VISITA DI GIOVANNI PAOLO II
ALLA SEDE DELLA COMUNITÀ ECONOMICA EUROPEA

Bruxelles - Lunedì, 20 maggio 1985

 

Signor presidente del Parlamento europeo,
signor presidente del Consiglio dei ministri,
signor presidente della Commissione delle comunità europee,
signore e signori membri del corpo diplomatico,
signore e signori.

1. Le parole con le quali il signor Jacques Delors mi riceve, con tanto rispetto, a nome di voi tutti, indicano il vostro interesse per la prima visita del Papa alle istituzioni europee che voi presiedete e che animate, o presso le quali siete accreditati. Ringrazio molto cordialmente il signor presidente della Commissione delle comunità europee e gli alti responsabili che lo circondano, nonché il corpo diplomatico, per questa accoglienza così cortese e per la presentazione dei vostri organismi e dei vostri servizi. Saluto con deferenza tutte le personalità qui oggi riunite e anche l'insieme di coloro che collaborano ai loro compiti. Voi sapete con quale attenzione e simpatia i miei predecessori hanno seguito gli sforzi compiuti per costruire la Comunità europea, a seguito della seconda guerra mondiale. Da parte mia, ho avuto molte occasioni - durante le visite che ricevo a Roma e nel corso dei miei viaggi - di manifestare il mio interesse per quanto contribuisce alla costruzione dell'Europa.

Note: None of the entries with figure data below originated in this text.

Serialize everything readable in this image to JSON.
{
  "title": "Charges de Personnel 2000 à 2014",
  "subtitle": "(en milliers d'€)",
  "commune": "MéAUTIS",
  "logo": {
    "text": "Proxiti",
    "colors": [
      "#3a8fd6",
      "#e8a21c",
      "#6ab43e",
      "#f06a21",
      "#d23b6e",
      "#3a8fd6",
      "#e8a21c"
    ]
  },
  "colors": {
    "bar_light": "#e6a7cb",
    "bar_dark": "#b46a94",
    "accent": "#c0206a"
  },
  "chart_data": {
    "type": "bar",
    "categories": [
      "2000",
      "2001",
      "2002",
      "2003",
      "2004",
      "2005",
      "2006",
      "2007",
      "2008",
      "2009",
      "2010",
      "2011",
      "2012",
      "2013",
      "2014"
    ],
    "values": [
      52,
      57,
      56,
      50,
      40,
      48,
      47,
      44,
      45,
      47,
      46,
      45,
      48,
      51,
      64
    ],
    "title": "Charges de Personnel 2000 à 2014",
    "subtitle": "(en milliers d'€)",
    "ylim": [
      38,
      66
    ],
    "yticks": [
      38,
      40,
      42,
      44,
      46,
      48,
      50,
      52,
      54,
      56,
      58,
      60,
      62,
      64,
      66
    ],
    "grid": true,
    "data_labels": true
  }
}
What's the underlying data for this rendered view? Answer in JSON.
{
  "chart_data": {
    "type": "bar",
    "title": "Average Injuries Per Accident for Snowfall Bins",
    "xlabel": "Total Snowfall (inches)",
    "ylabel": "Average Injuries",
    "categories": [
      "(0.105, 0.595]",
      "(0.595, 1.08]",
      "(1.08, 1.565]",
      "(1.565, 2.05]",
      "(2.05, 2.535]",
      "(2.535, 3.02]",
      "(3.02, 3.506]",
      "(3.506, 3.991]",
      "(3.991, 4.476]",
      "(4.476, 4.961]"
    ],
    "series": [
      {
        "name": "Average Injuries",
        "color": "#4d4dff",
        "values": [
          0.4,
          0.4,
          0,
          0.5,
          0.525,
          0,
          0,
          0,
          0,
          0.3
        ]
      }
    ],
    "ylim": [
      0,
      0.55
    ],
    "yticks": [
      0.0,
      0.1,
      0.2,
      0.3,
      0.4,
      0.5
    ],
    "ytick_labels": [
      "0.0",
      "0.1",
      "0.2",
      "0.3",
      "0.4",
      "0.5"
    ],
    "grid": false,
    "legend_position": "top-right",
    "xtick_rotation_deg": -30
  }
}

La presenza di un nunzio apostolico, rappresentante la Santa Sede nel corpo diplomatico accreditato, testimonia sia la considerazione nella quale voi tenete la Chiesa, sia la nostra costante attenzione alla vostra azione. Voi ricevete oggi il successore di Pietro, dell'apostolo che, con Paolo, è venuto a fondare il cristianesimo sulla terra d'Europa. Il nostro incontro è nell'ordine delle cose, perché la mia missione è di essere testimone nel mondo, con i miei fratelli nell'episcopato e tutto il popolo cristiano, di questa fede che segna la storia e la cultura di questo continente più di ogni altro; della fede in cui una grande parte di uomini e di donne d'Europa riconosce l'orientamento fondamentale della propria vita. Rispondo al vostro invito. Certamente non spetta a me intervenire nei vostri compiti, di cui conosco bene la complessità e le difficoltà. Ma, riconoscendo nelle vostre istituzioni l'espressione di uno sforzo d'unità in Europa, desidero rivolgere con voi uno sguardo sul nostro continente e sulla sua vocazione. Nell'imminenza del terzo millennio, l'Europa si trova di fronte a una nuova tappa del suo divenire. E' importante che oggi essa abbia una visione più chiara di quello che è, di quello che la sua memoria collettiva ricorda di un passato lungo e tumultuoso, per non subire il suo destino come il prodotto del caso, ma per costruire liberamente il suo avvenire come un progetto. E questo progetto può fondarsi solo sulle eredità della storia. Considerandole, bisogna evitare di esaltarne le luci senza vedere i tratti d'ombra, e, se si esplorano le zone oscure, bisogna evitare di rinnegare ciò che hanno apportato di solido e di buono i secoli precedenti.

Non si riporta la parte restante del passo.